L’OPEP+ réduit fortement sa production
Hier, lors d'une réunion à Vienne, l’OPEP+ a décidé de réduire ses quotas de production de 2 millions de barils par jour (mpj). En réalité, cette coupe ne devrait s'élever "qu'à" 1,3-1,5 mbj (environ 1,5 % de l’offre mondiale de pétrole), vu que le cartel et ses partenaires peinent déjà à atteindre leurs quotas aujourd'hui. La réaction du marché ne s’est donc pas fait attendre et le cours du baril est repassé au-dessus des 93 dollars.
Réduction de l’OPEP+
Ce brusque renversement s'explique par une décision stratégique de mieux aligner la production de pétrole sur les évolutions macroéconomiques. Face à la perspective d'un ralentissement de la croissance économique – et même d'une récession dans de nombreux cas –, l’OPEP+ entend logiquement soutenir le cours de l'or noir (et donc ses revenus). Contrairement à la décennie précédente, ces pays n'ont pas à s’inquiéter d’une éventuelle perte de parts de marché. Les producteurs de pétrole de schiste américains réagissent en effet désormais de manière beaucoup plus réservée à la hausse des prix pétroliers, notamment à cause de l’avenir de plus en plus incertain de cette l’industrie dans le cadre de la lutte contre le changement climatique. L’OPEP+ pourrait donc encore sabrer sa production, malgré un marché déjà très serré d’un point de vue historique.

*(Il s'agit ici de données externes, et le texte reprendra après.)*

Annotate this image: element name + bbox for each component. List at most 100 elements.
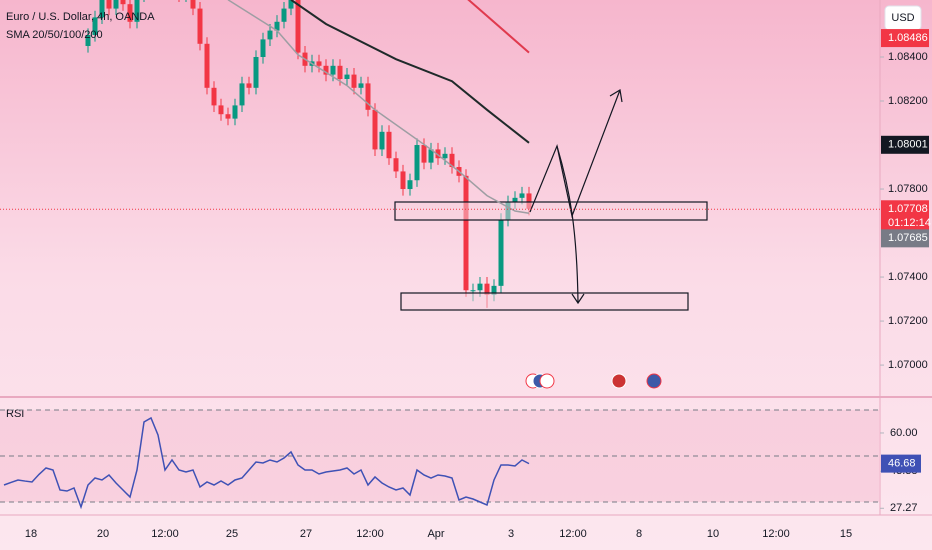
chart-title: Euro / U.S. Dollar, 4h, OANDA [6,11,155,23]
x-tick-label: 27 [300,528,312,540]
rsi-tick-label: 60.00 [890,427,918,439]
event-icons [525,373,662,389]
event-icon [611,373,627,389]
x-tick-label: 20 [97,528,109,540]
candle-body [386,131,392,159]
y-tick-label: 1.07800 [888,183,928,195]
candle-body [358,83,364,88]
y-tick-label: 1.07200 [888,315,928,327]
candle-body [407,180,413,190]
candle-body [477,283,483,291]
candle-body [85,34,91,46]
x-tick-label: 18 [25,528,37,540]
candle-body [449,153,455,168]
candle-body [323,65,329,75]
candle-body [484,283,490,295]
candle-body [232,105,238,119]
rsi-title: RSI [6,408,24,420]
candle-body [316,61,322,66]
candle-body [218,105,224,115]
candle-body [400,171,406,190]
x-tick-label: 12:00 [151,528,179,540]
candle-body [519,193,525,198]
rsi-line [3,416,530,510]
candle-body [211,87,217,106]
x-tick-label: 3 [508,528,514,540]
x-tick-label: 12:00 [762,528,790,540]
candle-body [351,74,357,88]
arrow-bullish [529,89,623,219]
y-tick-label: 1.07400 [888,271,928,283]
candle-body [344,74,350,79]
candle-body [127,4,133,22]
candle-body [330,65,336,75]
zone-lower [400,292,689,311]
candle-body [428,149,434,163]
moving-average [227,0,530,214]
candle-body [288,0,294,9]
x-tick-label: 10 [707,528,719,540]
candle-body [92,17,98,35]
moving-average [290,0,530,144]
countdown-label: 01:12:14 [888,217,931,229]
price-tag [881,229,929,248]
candle-body [491,285,497,295]
price-tag [881,200,929,233]
candle-body [512,197,518,203]
candle-body [120,0,126,5]
candle-body [421,145,427,163]
candle-body [435,149,441,159]
candle-body [190,0,196,9]
event-icon [539,373,555,389]
zone-upper [394,201,708,221]
candle-body [204,43,210,88]
currency-label: USD [891,12,914,24]
candle-body [267,30,273,40]
candle-body [372,109,378,150]
event-icon [646,373,662,389]
candle-body [274,21,280,31]
candle-body [337,65,343,79]
candle-body [239,83,245,106]
candle-body [253,56,259,88]
candle-body [414,145,420,181]
candle-body [113,0,119,9]
y-tick-label: 1.08400 [888,51,928,63]
x-tick-label: 12:00 [559,528,587,540]
candle-body [99,0,105,18]
candle-body [281,8,287,22]
candle-body [225,114,231,119]
candle-body [393,158,399,172]
candle-body [379,131,385,150]
candle-body [246,83,252,88]
x-tick-label: 15 [840,528,852,540]
y-tick-label: 1.07000 [888,359,928,371]
arrow-bearish [556,145,585,305]
candle-body [498,219,504,286]
x-tick-label: 8 [636,528,642,540]
moving-average [467,0,530,54]
x-tick-label: 12:00 [356,528,384,540]
x-tick-label: Apr [427,528,444,540]
candle-body [365,83,371,110]
candle-body [106,0,112,9]
candle-body [197,8,203,44]
price-tag-label: 1.08001 [888,139,928,151]
rsi-current-tag [881,454,921,473]
price-tag-label: 1.07708 [888,203,928,215]
price-tag [881,135,929,154]
price-tag [881,29,929,48]
candle-body [295,0,301,53]
candle-body [463,175,469,291]
candle-body [470,290,476,292]
rsi-current-label: 46.68 [888,458,916,470]
candle-body [260,39,266,57]
rsi-tick-label: 27.27 [890,502,918,514]
price-tag-label: 1.08486 [888,32,928,44]
indicator-label: SMA 20/50/100/200 [6,29,103,41]
candle-body [134,0,140,22]
y-tick-label: 1.08200 [888,95,928,107]
x-tick-label: 25 [226,528,238,540]
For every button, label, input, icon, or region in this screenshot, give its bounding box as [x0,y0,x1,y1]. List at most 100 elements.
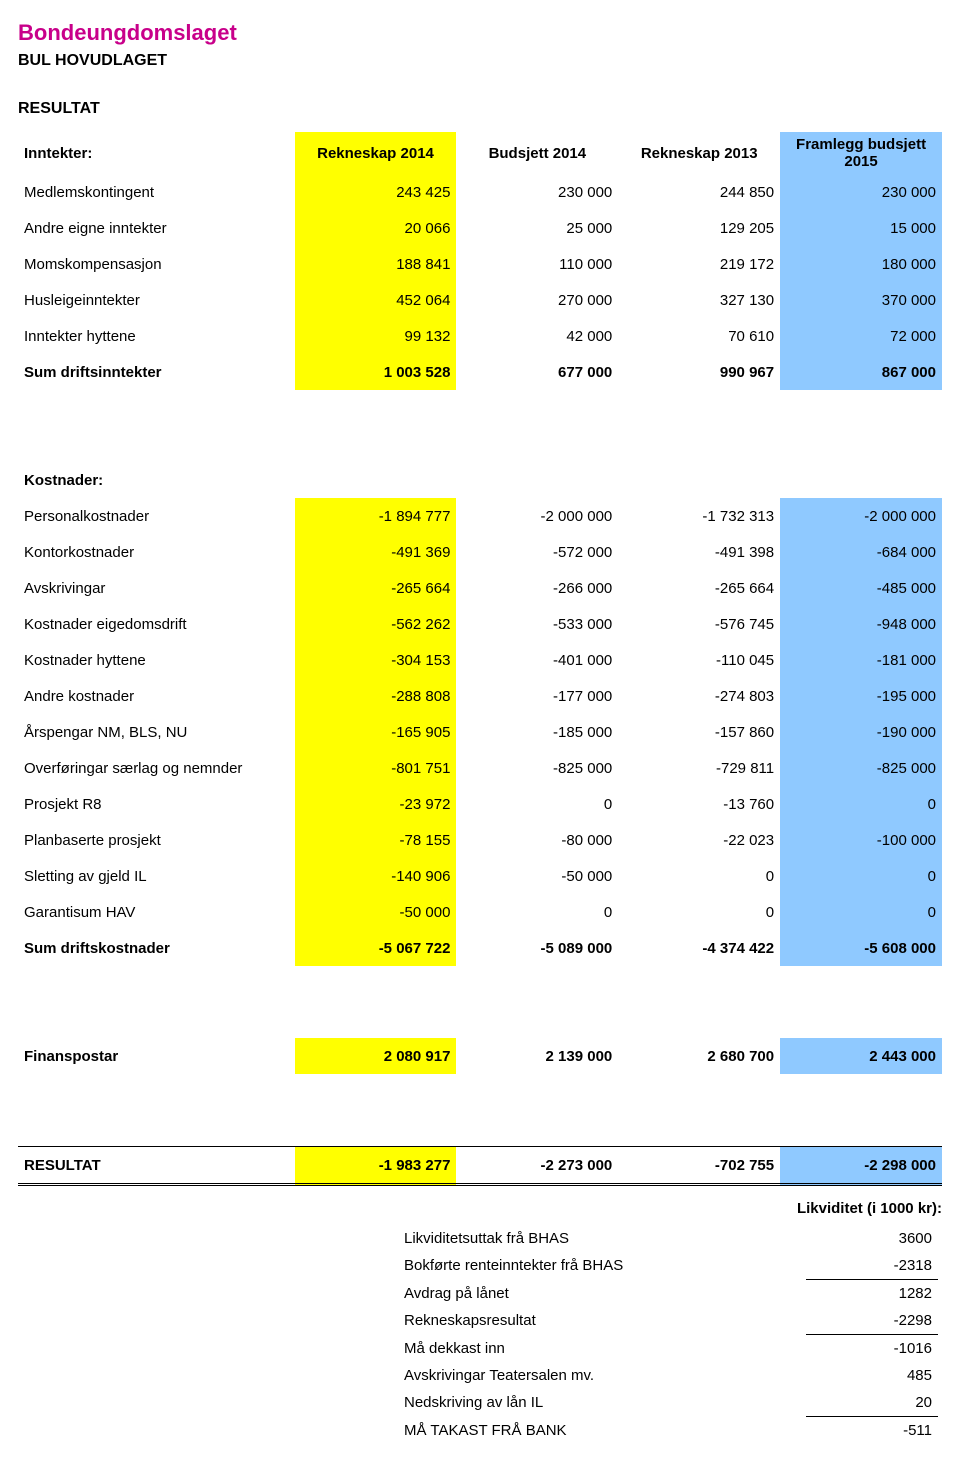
row-value: -1 732 313 [618,498,780,534]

Libération des SPR prolongée ?
La décision définitive autour de la libération des réserves de pétrole stratégiques (SPR) est par ailleurs très attendue. Depuis l’invasion russe de l’Ukraine, plusieurs économies avancées, États-Unis en tête, ont décidé de libérer une partie de leurs stocks stratégiques. Ainsi, depuis mars, Washington a injecté en moyenne 750 000 barils de pétrole par jour sur le marché dans le but de faire baisser les prix à la pompe (avec un œil sur les prochaines élections ?). Joe Biden n'est pas le premier président américain à puiser dans ces réserves. Certains de ces prédécesseurs l'ont également fait. Mais, dans cette crise, les libérations sont un peu plus importantes et durent un peu plus longtemps. Les réserves de pétrole stratégiques ont ainsi quasiment diminué de moitié (voir le graphique). À l’origine, ces libérations devaient prendre fin en septembre, mais de plus en plus de voix au Congrès américain plaident en faveur d'une poursuite du programme. Ne serait-ce que parce que l’embargo européen sur les importations de pétrole russe va bientôt commencer, avec probablement des conséquences négatives sur l’équilibre du marché et une forte réorientation des flux pétroliers. Il est peu probable qu’un tel glissement de la demande se fasse sans heurts.
Prix élevés pour longtemps ?
D’un point de vue structurel, la diminution des investissements dans le pétrole de schiste américain et les sanctions occidentales à long terme (par ex. sur la technologie d’extraction) à l’encontre de la Russie, l’un des plus grands producteurs de pétrole au monde, mettent les coûts de production sous pression. À cela s'ajoute le fait que les stocks stratégiques devront tôt ou tard être reconstitués (le président Biden envisage à cet égard de racheter du pétrole lorsque le prix du marché sera repassé sous la barre des 80 dollars le baril). Tout cela laisse présager une hausse plutôt qu'une baisse structurelle de l'or noir. Indépendamment de cette tendance, la décision prise hier par l’OPEP+ souligne une nouvelle fois ce constat : les marchés de l’énergie resteront particulièrement volatils à court terme.